As for Doopie, she never seems to age. She stared and stared at my face, then smiled and said, “Ids Bayba!” but I’m not convinced anything really registered with her. Violet credits her with understanding, but a person may smile in an aimless way without at all understanding whether there’s anything to smile about. Nora Sedley Cordle springs to mind.

I haven’t yet sighted the two boys. They are normally kept at a school called Pilgrims but are being allowed out tomorrow night for something called an exeat . Not on my account, I hope.

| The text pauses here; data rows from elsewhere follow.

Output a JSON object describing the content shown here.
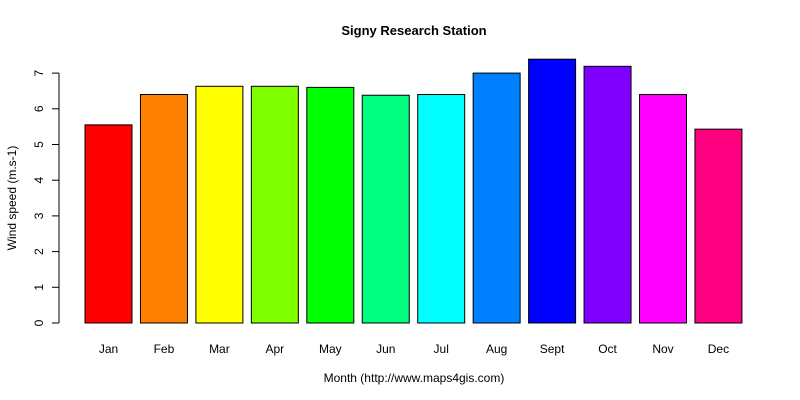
{
  "chart_data": {
    "type": "bar",
    "title": "Signy Research Station",
    "xlabel": "Month (http://www.maps4gis.com)",
    "ylabel": "Wind speed (m.s-1)",
    "categories": [
      "Jan",
      "Feb",
      "Mar",
      "Apr",
      "May",
      "Jun",
      "Jul",
      "Aug",
      "Sept",
      "Oct",
      "Nov",
      "Dec"
    ],
    "values": [
      5.55,
      6.4,
      6.63,
      6.63,
      6.6,
      6.38,
      6.4,
      7.0,
      7.39,
      7.19,
      6.4,
      5.43
    ],
    "colors": [
      "#FF0000",
      "#FF8000",
      "#FFFF00",
      "#80FF00",
      "#00FF00",
      "#00FF80",
      "#00FFFF",
      "#0080FF",
      "#0000FF",
      "#8000FF",
      "#FF00FF",
      "#FF0080"
    ],
    "yticks": [
      0,
      1,
      2,
      3,
      4,
      5,
      6,
      7
    ],
    "ylim": [
      0,
      7
    ],
    "grid": false,
    "legend": null
  }
}
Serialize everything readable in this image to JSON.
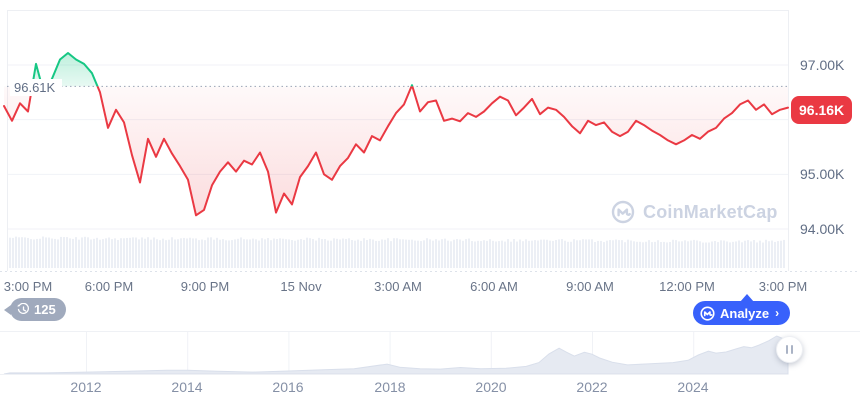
{
  "colors": {
    "red": "#ea3943",
    "green": "#16c784",
    "blue": "#3861fb",
    "badge_gray": "#a0aabd",
    "watermark_gray": "#ccd3e2",
    "grid": "#f0f2f7",
    "volume_bar": "#eceff5",
    "minimap_fill": "#e6eaf2"
  },
  "y_axis": {
    "labels": [
      "97.00K",
      "95.00K",
      "94.00K"
    ]
  },
  "badge": {
    "label": "96.16K"
  },
  "baseline": {
    "label": "96.61K"
  },
  "x_axis": {
    "ticks": [
      "3:00 PM",
      "6:00 PM",
      "9:00 PM",
      "15 Nov",
      "3:00 AM",
      "6:00 AM",
      "9:00 AM",
      "12:00 PM",
      "3:00 PM"
    ]
  },
  "toolbar": {
    "history_count": "125",
    "analyze_label": "Analyze",
    "analyze_chevron": "›"
  },
  "watermark": {
    "label": "CoinMarketCap"
  },
  "minimap_labels": {
    "years": [
      "2012",
      "2014",
      "2016",
      "2018",
      "2020",
      "2022",
      "2024"
    ]
  },
  "chart_data": {
    "type": "line",
    "title": "",
    "x_tick_labels": [
      "3:00 PM",
      "6:00 PM",
      "9:00 PM",
      "15 Nov",
      "3:00 AM",
      "6:00 AM",
      "9:00 AM",
      "12:00 PM",
      "3:00 PM"
    ],
    "y_tick_labels": [
      "97.00K",
      "95.00K",
      "94.00K"
    ],
    "y_grid_values": [
      97,
      96,
      95,
      94
    ],
    "ylim": [
      93.9,
      98.0
    ],
    "unit": "K USD",
    "baseline_value": 96.61,
    "last_value": 96.16,
    "legend": "none",
    "grid": "horizontal only, dotted baseline at 96.61K",
    "prices": [
      96.25,
      95.98,
      96.3,
      96.15,
      97.02,
      96.48,
      96.75,
      97.1,
      97.22,
      97.1,
      97.02,
      96.85,
      96.5,
      95.85,
      96.18,
      95.95,
      95.35,
      94.85,
      95.65,
      95.32,
      95.65,
      95.38,
      95.15,
      94.9,
      94.25,
      94.35,
      94.8,
      95.05,
      95.22,
      95.05,
      95.25,
      95.18,
      95.4,
      95.05,
      94.3,
      94.65,
      94.45,
      94.95,
      95.15,
      95.4,
      95.0,
      94.9,
      95.15,
      95.3,
      95.55,
      95.4,
      95.7,
      95.62,
      95.88,
      96.12,
      96.28,
      96.63,
      96.15,
      96.32,
      96.35,
      95.98,
      96.02,
      95.97,
      96.12,
      96.05,
      96.15,
      96.3,
      96.42,
      96.35,
      96.08,
      96.22,
      96.38,
      96.1,
      96.22,
      96.18,
      96.05,
      95.88,
      95.75,
      95.98,
      95.9,
      95.95,
      95.78,
      95.7,
      95.78,
      95.98,
      95.9,
      95.8,
      95.72,
      95.62,
      95.55,
      95.62,
      95.72,
      95.65,
      95.78,
      95.85,
      96.02,
      96.12,
      96.28,
      96.35,
      96.18,
      96.28,
      96.1,
      96.18,
      96.22
    ],
    "volume_bars": "dense unlabeled light-gray bars along chart bottom, roughly uniform height",
    "minimap": {
      "type": "area",
      "year_ticks": [
        2012,
        2014,
        2016,
        2018,
        2020,
        2022,
        2024
      ],
      "points": [
        [
          2010.5,
          0.03
        ],
        [
          2011.2,
          0.03
        ],
        [
          2012,
          0.05
        ],
        [
          2012.8,
          0.07
        ],
        [
          2013.6,
          0.1
        ],
        [
          2014,
          0.1
        ],
        [
          2014.6,
          0.07
        ],
        [
          2015.3,
          0.05
        ],
        [
          2016,
          0.08
        ],
        [
          2016.7,
          0.11
        ],
        [
          2017.3,
          0.14
        ],
        [
          2017.95,
          0.26
        ],
        [
          2018.2,
          0.18
        ],
        [
          2018.6,
          0.14
        ],
        [
          2019,
          0.13
        ],
        [
          2019.4,
          0.17
        ],
        [
          2019.8,
          0.14
        ],
        [
          2020.3,
          0.15
        ],
        [
          2020.7,
          0.2
        ],
        [
          2020.95,
          0.3
        ],
        [
          2021.15,
          0.53
        ],
        [
          2021.35,
          0.68
        ],
        [
          2021.5,
          0.57
        ],
        [
          2021.65,
          0.47
        ],
        [
          2021.85,
          0.57
        ],
        [
          2022,
          0.52
        ],
        [
          2022.15,
          0.42
        ],
        [
          2022.4,
          0.31
        ],
        [
          2022.7,
          0.24
        ],
        [
          2023,
          0.26
        ],
        [
          2023.3,
          0.28
        ],
        [
          2023.6,
          0.3
        ],
        [
          2023.9,
          0.36
        ],
        [
          2024.1,
          0.5
        ],
        [
          2024.3,
          0.6
        ],
        [
          2024.45,
          0.55
        ],
        [
          2024.65,
          0.58
        ],
        [
          2024.85,
          0.66
        ],
        [
          2025,
          0.72
        ],
        [
          2025.15,
          0.69
        ],
        [
          2025.3,
          0.76
        ],
        [
          2025.5,
          0.88
        ],
        [
          2025.65,
          1.0
        ],
        [
          2025.78,
          0.93
        ],
        [
          2025.9,
          0.82
        ]
      ]
    }
  }
}
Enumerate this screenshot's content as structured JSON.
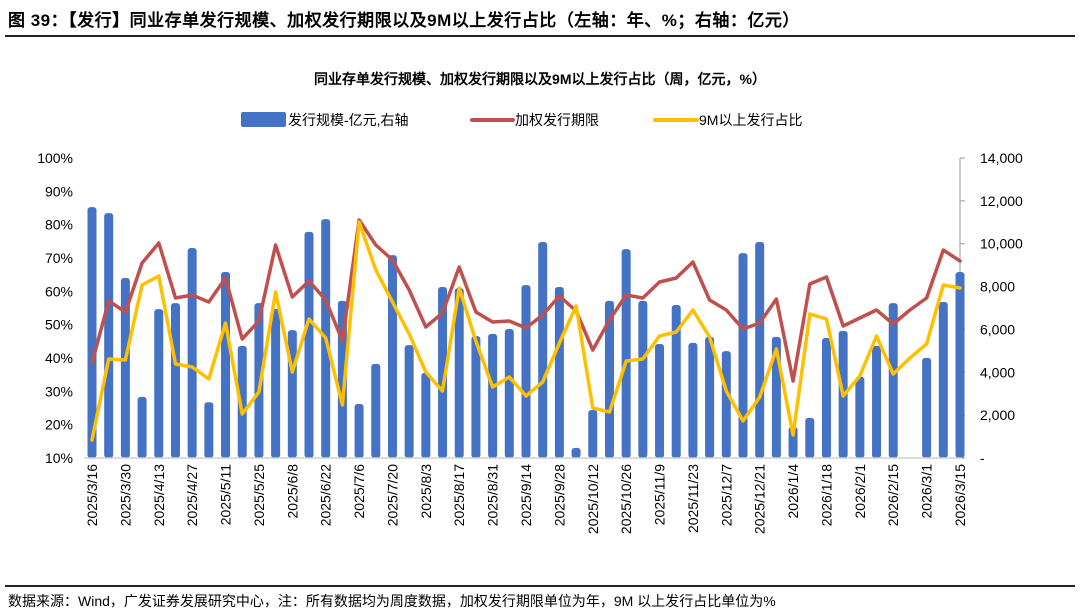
{
  "figure": {
    "title": "图 39：【发行】同业存单发行规模、加权发行期限以及9M以上发行占比（左轴：年、%；右轴：亿元）",
    "source": "数据来源：Wind，广发证券发展研究中心，注：所有数据均为周度数据，加权发行期限单位为年，9M 以上发行占比单位为%"
  },
  "chart_data": {
    "type": "bar+line",
    "title": "同业存单发行规模、加权发行期限以及9M以上发行占比（周，亿元，%）",
    "legend_position": "top",
    "legend": [
      "发行规模-亿元,右轴",
      "加权发行期限",
      "9M以上发行占比"
    ],
    "colors": {
      "bar": "#4472C4",
      "term": "#C0504D",
      "ratio9m": "#FFC000"
    },
    "left_axis": {
      "ylim": [
        10,
        100
      ],
      "ticks": [
        "10%",
        "20%",
        "30%",
        "40%",
        "50%",
        "60%",
        "70%",
        "80%",
        "90%",
        "100%"
      ]
    },
    "right_axis": {
      "ylim": [
        0,
        14000
      ],
      "ticks": [
        "-",
        "2,000",
        "4,000",
        "6,000",
        "8,000",
        "10,000",
        "12,000",
        "14,000"
      ]
    },
    "x_tick_labels": [
      "2025/3/16",
      "2025/3/30",
      "2025/4/13",
      "2025/4/27",
      "2025/5/11",
      "2025/5/25",
      "2025/6/8",
      "2025/6/22",
      "2025/7/6",
      "2025/7/20",
      "2025/8/3",
      "2025/8/17",
      "2025/8/31",
      "2025/9/14",
      "2025/9/28",
      "2025/10/12",
      "2025/10/26",
      "2025/11/9",
      "2025/11/23",
      "2025/12/7",
      "2025/12/21",
      "2026/1/4",
      "2026/1/18",
      "2026/2/1",
      "2026/2/15",
      "2026/3/1",
      "2026/3/15"
    ],
    "n_points": 53,
    "series": [
      {
        "name": "发行规模-亿元,右轴",
        "axis": "right",
        "type": "bar",
        "values": [
          11710,
          11430,
          8400,
          2850,
          6950,
          7230,
          9800,
          2600,
          8680,
          5230,
          7230,
          6950,
          5970,
          10550,
          11150,
          7330,
          2520,
          4390,
          9470,
          5270,
          3970,
          7980,
          7930,
          5690,
          5790,
          6020,
          8070,
          10080,
          7980,
          470,
          2240,
          7330,
          9750,
          7330,
          5320,
          7140,
          5370,
          5650,
          4990,
          9560,
          10080,
          5650,
          1450,
          1870,
          5600,
          5930,
          3800,
          5230,
          7230,
          null,
          4670,
          7280,
          8680
        ]
      },
      {
        "name": "加权发行期限",
        "axis": "left",
        "type": "line",
        "values": [
          38.5,
          57.1,
          53.8,
          68.5,
          74.5,
          58.0,
          58.9,
          56.8,
          64.0,
          45.7,
          51.1,
          73.9,
          58.3,
          63.1,
          57.4,
          45.1,
          81.4,
          73.9,
          69.4,
          60.4,
          49.3,
          53.5,
          67.3,
          53.8,
          50.8,
          51.1,
          49.0,
          52.9,
          58.6,
          54.1,
          42.4,
          51.4,
          58.9,
          58.0,
          62.8,
          64.0,
          68.8,
          57.4,
          54.4,
          48.7,
          50.5,
          57.7,
          33.1,
          62.2,
          64.3,
          49.6,
          52.0,
          54.4,
          50.2,
          54.4,
          58.0,
          72.4,
          69.1
        ]
      },
      {
        "name": "9M以上发行占比",
        "axis": "left",
        "type": "line",
        "values": [
          15.4,
          39.7,
          39.4,
          61.9,
          64.6,
          38.2,
          37.3,
          33.7,
          50.5,
          23.2,
          29.8,
          59.8,
          35.8,
          51.7,
          46.0,
          25.9,
          80.8,
          66.4,
          56.8,
          47.2,
          35.8,
          30.1,
          61.0,
          45.1,
          31.3,
          34.3,
          28.6,
          32.8,
          44.5,
          55.6,
          25.0,
          23.8,
          39.1,
          39.7,
          46.6,
          47.8,
          54.4,
          46.3,
          30.1,
          21.1,
          28.3,
          42.7,
          16.9,
          53.2,
          51.7,
          28.6,
          34.6,
          46.6,
          35.2,
          40.0,
          44.2,
          61.9,
          61.0
        ]
      }
    ]
  }
}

A sweet note of welcome waiting for me from Pips Waldo, now Crosbie. She and her husband, Freddie, are in Halkin Street, just off Belgrave Square. We lunch on Monday.

14th May 1932

Besieged. The house is filled with boys wearing hobnailed boots. They were brought down to the drawing room to meet me last evening. All Violet’s children have Melhuish’s carroty hair and freckled skin. Ulick is tall, I’d say, for twelve; Rory is like a skinned rabbit. According to Violet, he suffers from night terrors. According to one of the housemaids, who offers unsought opinions on everything while dust gathers in drifts inches deep, he sees “imaginings.” Well, all children are prone to imaginings, and the less intelligence they have the more susceptible they are. I remember I used only to have to snake my arm out of bed and set a rocking chair in unexplained motion for Violet to start howling, followed rapidly by Doopie.

Anyway, both boys shook me nicely by the hand and Ulick asked me how many acres I have at Sweet Air. Rory was gazing at me with his mouth open, Ulick nudged him in the ribs, and when he still stood catching flies, Ulick said, “And how was the crossing? Agreeable, I hope.”